Why Expertise Isn’t Enough in Medicine Anymore: Leadership Skills Women Physicians Need
I recently stumbled upon an announcement about something called “TEDLaw.”
It’s a training experience designed to help lawyers step back from constant urgency and reconnect with the judgment, values, and human insight that define meaningful practice.
It was written for lawyers but it could have been about physicians.
The profession is different. The language is different. The problem is similar.
The context in which high-stakes professionals work has changed—rapidly and irreversibly.
Technical expertise is no longer enough.
In medicine, we try to solve this with more information
Resilience training, burnout studies, and data. Tools and checklists. Efficiency and time management strategies.
Physicians remain exhausted, overextended, and disconnected.
The problem is not a lack of knowledge. It’s the absence of space.
Space to think, feel, reflect, and reconnect with values, judgment, and perspective.
Sustainable change does not come from information alone. It comes from perspective and integration.
Medicine requires more than expertise
Modern medicine now asks physicians to do far more than apply knowledge.
We navigate complexity and uncertainty, moral distress, systems friction, emotional intensity, and rapidly changing technology.
We do this while tired, rushed, overloaded—and surrounded by environments that reward urgency over thoughtfulness.
Medicine needs physicians who can think clearly under pressure and notice their own physiology and reactivity.

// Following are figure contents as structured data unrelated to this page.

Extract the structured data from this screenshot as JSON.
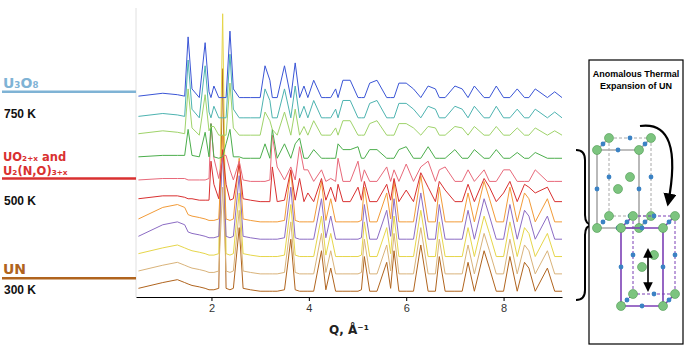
{
  "chart_data": {
    "type": "line",
    "x_label": "Q, Å⁻¹",
    "x": [
      0.5,
      1.0,
      1.3,
      1.45,
      1.52,
      1.6,
      1.75,
      1.87,
      1.95,
      1.99,
      2.05,
      2.15,
      2.23,
      2.3,
      2.38,
      2.45,
      2.57,
      2.65,
      2.8,
      3.0,
      3.1,
      3.2,
      3.25,
      3.35,
      3.5,
      3.63,
      3.72,
      3.81,
      3.9,
      3.98,
      4.1,
      4.26,
      4.35,
      4.45,
      4.55,
      4.6,
      4.7,
      4.85,
      5.01,
      5.08,
      5.14,
      5.25,
      5.4,
      5.6,
      5.68,
      5.75,
      5.85,
      6.0,
      6.15,
      6.3,
      6.45,
      6.6,
      6.68,
      6.8,
      7.0,
      7.15,
      7.27,
      7.4,
      7.6,
      7.71,
      7.85,
      8.0,
      8.13,
      8.28,
      8.43,
      8.52,
      8.65,
      8.9,
      9.05,
      9.2
    ],
    "series": [
      {
        "color": "#b0641e",
        "values": [
          3,
          5,
          6,
          5,
          4.5,
          4,
          3.5,
          3,
          2.5,
          2.5,
          2.5,
          3,
          79,
          3,
          2.5,
          3,
          24,
          3,
          2.5,
          2,
          2,
          2,
          2,
          2,
          2.5,
          20,
          2.5,
          2,
          2,
          2,
          2,
          16,
          2.5,
          10,
          2,
          2,
          2,
          2,
          2,
          2.5,
          14,
          2,
          2,
          12,
          3,
          16,
          2,
          2,
          2,
          18,
          2,
          2,
          14,
          2,
          2,
          2,
          12,
          2,
          16,
          10,
          2,
          2,
          14,
          2,
          12,
          10,
          2,
          10,
          2,
          2
        ]
      },
      {
        "color": "#d9b37a",
        "values": [
          9,
          11,
          12,
          11,
          10.5,
          10,
          9.5,
          9,
          8.5,
          8.5,
          8.5,
          9,
          38,
          9,
          8.5,
          9,
          30,
          9,
          8.5,
          8,
          8,
          8,
          8,
          8,
          8.5,
          26,
          8.5,
          8,
          8,
          8,
          8,
          22,
          8.5,
          16,
          8,
          8,
          8,
          8,
          8,
          8.5,
          20,
          8,
          8,
          18,
          9,
          22,
          8,
          8,
          8,
          24,
          8,
          8,
          20,
          8,
          8,
          8,
          18,
          8,
          22,
          16,
          8,
          8,
          20,
          8,
          18,
          16,
          8,
          16,
          8,
          8
        ]
      },
      {
        "color": "#e6d64a",
        "values": [
          15,
          17,
          18,
          17,
          16.5,
          16,
          15.5,
          15,
          14.5,
          14.5,
          14.5,
          15,
          98,
          15,
          14.5,
          15,
          36,
          15,
          14.5,
          14,
          14,
          14,
          14,
          14,
          14.5,
          32,
          14.5,
          14,
          14,
          14,
          14,
          28,
          14.5,
          22,
          14,
          14,
          14,
          14,
          14,
          14.5,
          26,
          14,
          14,
          24,
          15,
          28,
          14,
          14,
          14,
          30,
          14,
          14,
          26,
          14,
          14,
          14,
          24,
          14,
          28,
          22,
          14,
          14,
          26,
          14,
          24,
          22,
          14,
          22,
          14,
          14
        ]
      },
      {
        "color": "#8c6cc4",
        "values": [
          21,
          25,
          26,
          25,
          22.5,
          22,
          21.5,
          21,
          20.5,
          20.5,
          20.5,
          21,
          50,
          21,
          20.5,
          21,
          42,
          21,
          20.5,
          20,
          20,
          20,
          20,
          20,
          20.5,
          38,
          20.5,
          20,
          20,
          20,
          20,
          34,
          20.5,
          28,
          20,
          20,
          20,
          20,
          20,
          20.5,
          32,
          20,
          20,
          30,
          21,
          34,
          20,
          20,
          20,
          36,
          20,
          20,
          32,
          20,
          20,
          20,
          30,
          20,
          34,
          28,
          20,
          20,
          32,
          20,
          30,
          28,
          20,
          28,
          20,
          20
        ]
      },
      {
        "color": "#f29b38",
        "values": [
          27,
          31,
          32,
          31,
          28.5,
          28,
          27.5,
          27,
          26.5,
          26.5,
          26.5,
          27,
          56,
          27,
          26.5,
          27,
          48,
          27,
          26.5,
          26,
          26,
          26,
          26,
          26,
          26.5,
          44,
          26.5,
          26,
          26,
          26,
          26,
          40,
          26.5,
          34,
          26,
          26,
          26,
          26,
          26,
          26.5,
          38,
          26,
          26,
          36,
          27,
          40,
          26,
          26,
          26,
          42,
          26,
          26,
          38,
          26,
          26,
          26,
          36,
          26,
          40,
          34,
          26,
          26,
          38,
          26,
          36,
          34,
          26,
          34,
          26,
          26
        ]
      },
      {
        "color": "#d93030",
        "values": [
          34,
          35,
          35,
          34.5,
          34,
          34,
          33.5,
          33.5,
          33.5,
          47,
          39,
          34,
          51,
          39,
          33.5,
          34,
          46,
          34,
          33.5,
          33,
          33,
          33,
          45,
          33,
          33.5,
          44,
          33.5,
          41,
          33,
          36,
          33,
          41,
          33.5,
          38,
          33,
          39,
          33,
          33,
          38,
          33.5,
          40,
          33,
          33,
          39,
          33.5,
          41,
          33,
          37,
          33,
          43,
          38,
          33,
          40,
          37,
          33,
          33,
          39,
          33,
          41,
          38,
          33,
          36,
          40,
          33,
          39,
          38,
          36,
          38,
          33,
          33
        ]
      },
      {
        "color": "#e8697a",
        "values": [
          40.5,
          41,
          41,
          41,
          40.5,
          40.5,
          40.5,
          40.5,
          41,
          60,
          48,
          41,
          49,
          49,
          44,
          40.5,
          47,
          40.5,
          40,
          40,
          40,
          40.5,
          56,
          45,
          40.5,
          45,
          40.5,
          52,
          44,
          44,
          40,
          44,
          40,
          41,
          40,
          48,
          40,
          40,
          47,
          40,
          44,
          40,
          40,
          45,
          40,
          44,
          40,
          46,
          40,
          45,
          47,
          40,
          44,
          45,
          40,
          40,
          44,
          40,
          44,
          40,
          40,
          44,
          44,
          40,
          40,
          40,
          44,
          40,
          40,
          40
        ]
      },
      {
        "color": "#4cae4c",
        "values": [
          48.5,
          49,
          49,
          49,
          58,
          49,
          48.5,
          57,
          48.5,
          60,
          48.5,
          48,
          48.5,
          53,
          58,
          48.5,
          48.5,
          48,
          48,
          48,
          53,
          48,
          58,
          48,
          53,
          48,
          53,
          55,
          48,
          48,
          51,
          48,
          48,
          48,
          48,
          53,
          51,
          51,
          52,
          48,
          48,
          51,
          51,
          48,
          48,
          48,
          51,
          52,
          48,
          48,
          52,
          48,
          48,
          48,
          51,
          48,
          48,
          51,
          48,
          48,
          51,
          48,
          48,
          50,
          48,
          48,
          50,
          48,
          48,
          48
        ]
      },
      {
        "color": "#9fd36a",
        "values": [
          56.5,
          57.5,
          57,
          56.5,
          72,
          58.5,
          56,
          70,
          57.5,
          59,
          59,
          56,
          56,
          56,
          74,
          58.5,
          56,
          56,
          56,
          56,
          64,
          61,
          58,
          56,
          64,
          56,
          65,
          56,
          59,
          56,
          61,
          56,
          56,
          56,
          58.5,
          56,
          61,
          61,
          56,
          56,
          56,
          60,
          61,
          56,
          56,
          56,
          60,
          60,
          58.5,
          56,
          59,
          58.5,
          56,
          56,
          59,
          58.5,
          56,
          59,
          56,
          56,
          59,
          56,
          56,
          58.5,
          56,
          56,
          58.5,
          56,
          57.5,
          56
        ]
      },
      {
        "color": "#4db3b0",
        "values": [
          62.5,
          63.5,
          63,
          62.5,
          82,
          65,
          62,
          80,
          64,
          62,
          66,
          62,
          62,
          62,
          84,
          65,
          62,
          62,
          62,
          62,
          72,
          68,
          62,
          62,
          72,
          62,
          73,
          62,
          66,
          62,
          68,
          62,
          62,
          62,
          65,
          62,
          68,
          68,
          62,
          62,
          62,
          67,
          68,
          62,
          62,
          62,
          67,
          67,
          65,
          62,
          66,
          65,
          62,
          62,
          66,
          65,
          62,
          66,
          62,
          62,
          66,
          62,
          62,
          65,
          62,
          62,
          65,
          62,
          64,
          62
        ]
      },
      {
        "color": "#3a55d6",
        "values": [
          69.5,
          70.5,
          70,
          69.5,
          90,
          72,
          69,
          88,
          71,
          69,
          73,
          69,
          69,
          69,
          92,
          72,
          69,
          69,
          69,
          69,
          80,
          75,
          69,
          69,
          80,
          69,
          81,
          69,
          73,
          69,
          75,
          69,
          69,
          69,
          72,
          69,
          75,
          75,
          69,
          69,
          69,
          74,
          75,
          69,
          69,
          69,
          74,
          74,
          72,
          69,
          73,
          72,
          69,
          69,
          73,
          72,
          69,
          73,
          69,
          69,
          73,
          69,
          69,
          72,
          69,
          69,
          72,
          69,
          71,
          69
        ]
      }
    ],
    "xlim": [
      0.45,
      9.2
    ],
    "xticks": [
      2,
      4,
      6,
      8
    ],
    "ylim": [
      0,
      100
    ],
    "tick_labels": "x",
    "annotations": [
      {
        "text": [
          "U₃O₈"
        ],
        "color": "#7fb3d5",
        "y": 71
      },
      {
        "text": [
          "750 K"
        ],
        "y": 63
      },
      {
        "text": [
          "UO₂₊ₓ and",
          "U₂(N,O)₃₊ₓ"
        ],
        "color": "#d93030",
        "y": 41
      },
      {
        "text": [
          "500 K"
        ],
        "y": 33
      },
      {
        "text": [
          "UN"
        ],
        "color": "#b0641e",
        "y": 6.5
      },
      {
        "text": [
          "300 K"
        ],
        "y": 2
      }
    ]
  },
  "inset": {
    "title": [
      "Anomalous Thermal",
      "Expansion of UN"
    ]
  }
}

Make values-based decisions in complex situations and communicate with more intention. Physicians who can lead without abandoning themselves and model effective rest and recovery.

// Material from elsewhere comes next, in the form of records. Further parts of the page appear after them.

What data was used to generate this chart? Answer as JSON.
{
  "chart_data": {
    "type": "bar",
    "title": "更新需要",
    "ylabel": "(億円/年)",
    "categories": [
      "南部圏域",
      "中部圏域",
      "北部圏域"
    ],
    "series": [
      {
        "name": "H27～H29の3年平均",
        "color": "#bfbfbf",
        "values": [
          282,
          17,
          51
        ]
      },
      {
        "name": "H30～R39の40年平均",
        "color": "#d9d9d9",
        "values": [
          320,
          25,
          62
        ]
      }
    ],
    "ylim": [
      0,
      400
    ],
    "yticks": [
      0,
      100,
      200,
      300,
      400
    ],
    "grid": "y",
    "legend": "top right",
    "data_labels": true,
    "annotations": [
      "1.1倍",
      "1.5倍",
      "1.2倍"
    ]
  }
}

These are core capacities for sustainable practice that medicine does not teach.
Coaching, mindfulness, and retreats teach them.
Coaching helps physicians reconnect with their own judgment, values, and capacity—the calm, wise, grounded part. In medicine we are trained to override our cues, move faster than our bodies, distrust ourselves, normalize depletion, and call self-abandonment “professionalism”

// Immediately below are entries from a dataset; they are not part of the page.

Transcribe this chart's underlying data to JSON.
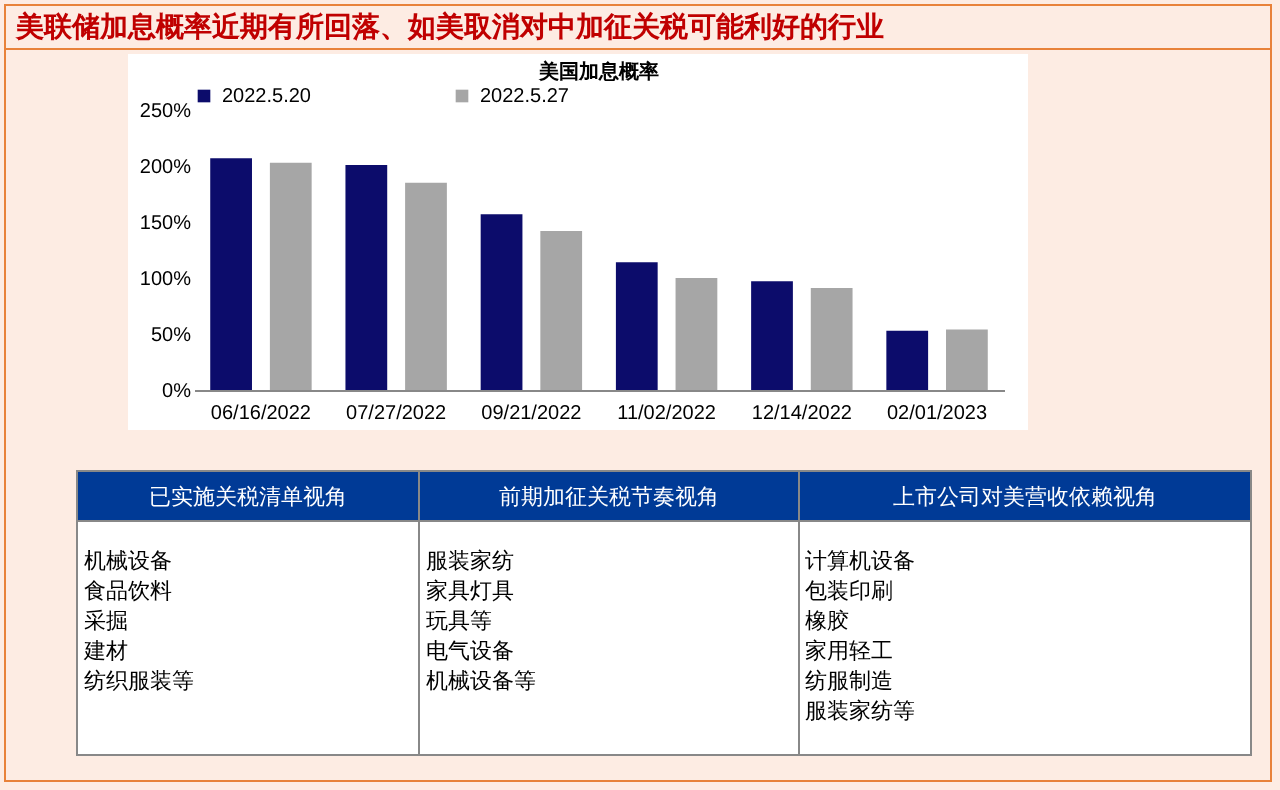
{
  "chart_data": [
    {
      "type": "bar",
      "title": "美联储加息概率近期有所回落、如美取消对中加征关税可能利好的行业",
      "subtitle": "美国加息概率",
      "categories": [
        "06/16/2022",
        "07/27/2022",
        "09/21/2022",
        "11/02/2022",
        "12/14/2022",
        "02/01/2023"
      ],
      "series": [
        {
          "name": "2022.5.20",
          "color": "#0c0c6b",
          "values": [
            207,
            201,
            157,
            114,
            97,
            53
          ]
        },
        {
          "name": "2022.5.27",
          "color": "#a6a6a6",
          "values": [
            203,
            185,
            142,
            100,
            91,
            54
          ]
        }
      ],
      "ylim": [
        0,
        250
      ],
      "yticks": [
        {
          "value": 0,
          "label": "0%"
        },
        {
          "value": 50,
          "label": "50%"
        },
        {
          "value": 100,
          "label": "100%"
        },
        {
          "value": 150,
          "label": "150%"
        },
        {
          "value": 200,
          "label": "200%"
        },
        {
          "value": 250,
          "label": "250%"
        }
      ],
      "grid": false,
      "legend": "top"
    },
    {
      "type": "other",
      "title": "已实施关税清单视角",
      "annotations": [
        "机械设备",
        "食品饮料",
        "采掘",
        "建材",
        "纺织服装等"
      ]
    },
    {
      "type": "other",
      "title": "前期加征关税节奏视角",
      "annotations": [
        "服装家纺",
        "家具灯具",
        "玩具等",
        "电气设备",
        "机械设备等"
      ]
    },
    {
      "type": "other",
      "title": "上市公司对美营收依赖视角",
      "annotations": [
        "计算机设备",
        "包装印刷",
        "橡胶",
        "家用轻工",
        "纺服制造",
        "服装家纺等"
      ]
    }
  ]
}
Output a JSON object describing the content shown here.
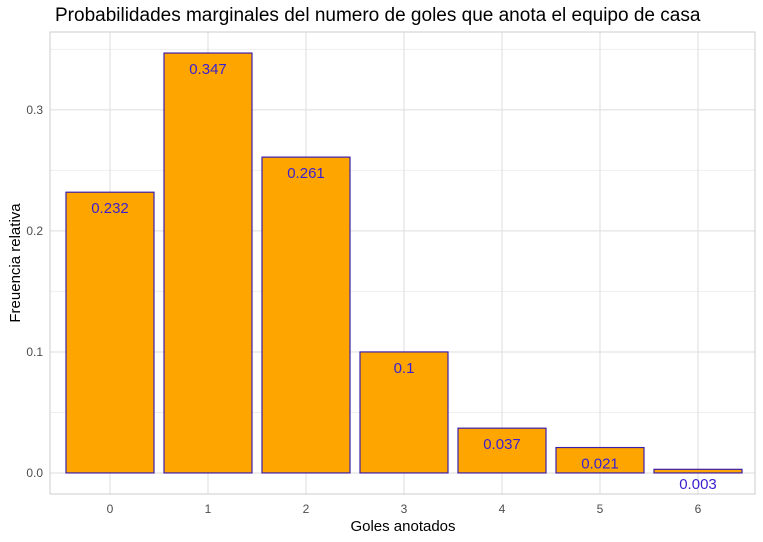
{
  "chart_data": {
    "type": "bar",
    "title": "Probabilidades marginales del numero de goles que anota el equipo de casa",
    "xlabel": "Goles anotados",
    "ylabel": "Freuencia relativa",
    "categories": [
      "0",
      "1",
      "2",
      "3",
      "4",
      "5",
      "6"
    ],
    "values": [
      0.232,
      0.347,
      0.261,
      0.1,
      0.037,
      0.021,
      0.003
    ],
    "data_labels": [
      "0.232",
      "0.347",
      "0.261",
      "0.1",
      "0.037",
      "0.021",
      "0.003"
    ],
    "yticks": [
      0.0,
      0.1,
      0.2,
      0.3
    ],
    "ytick_labels": [
      "0.0",
      "0.1",
      "0.2",
      "0.3"
    ],
    "ylim": [
      -0.0174,
      0.3644
    ],
    "grid": true,
    "legend": "none",
    "colors": {
      "bar_fill": "#FFA500",
      "bar_outline": "#3D1FA8",
      "label_text": "#3A1FD0",
      "grid_major": "#DEDEDE",
      "grid_minor": "#EFEFEF",
      "panel_border": "#CCCCCC"
    }
  }
}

This works for a while. Until it doesn’t.
In complex, human, high-pressure work, how we think, regulate, relate, discern, and lead matters.
The creation of TEDLaw offers hope. Other high-stakes professions recognize that rigor and expertise are necessary but not sufficient.
Coaching, mindfulness, and retreats are not fringe to the future of medicine or law.
They are part of the path forward.
Physicians and lawyers are desperate for a different way of being—one that allows them to stay thoughtful without depletion, and remain excellent without sacrificing too much.
They are looking for a way to lead, care, and contribute without losing connection to who they are.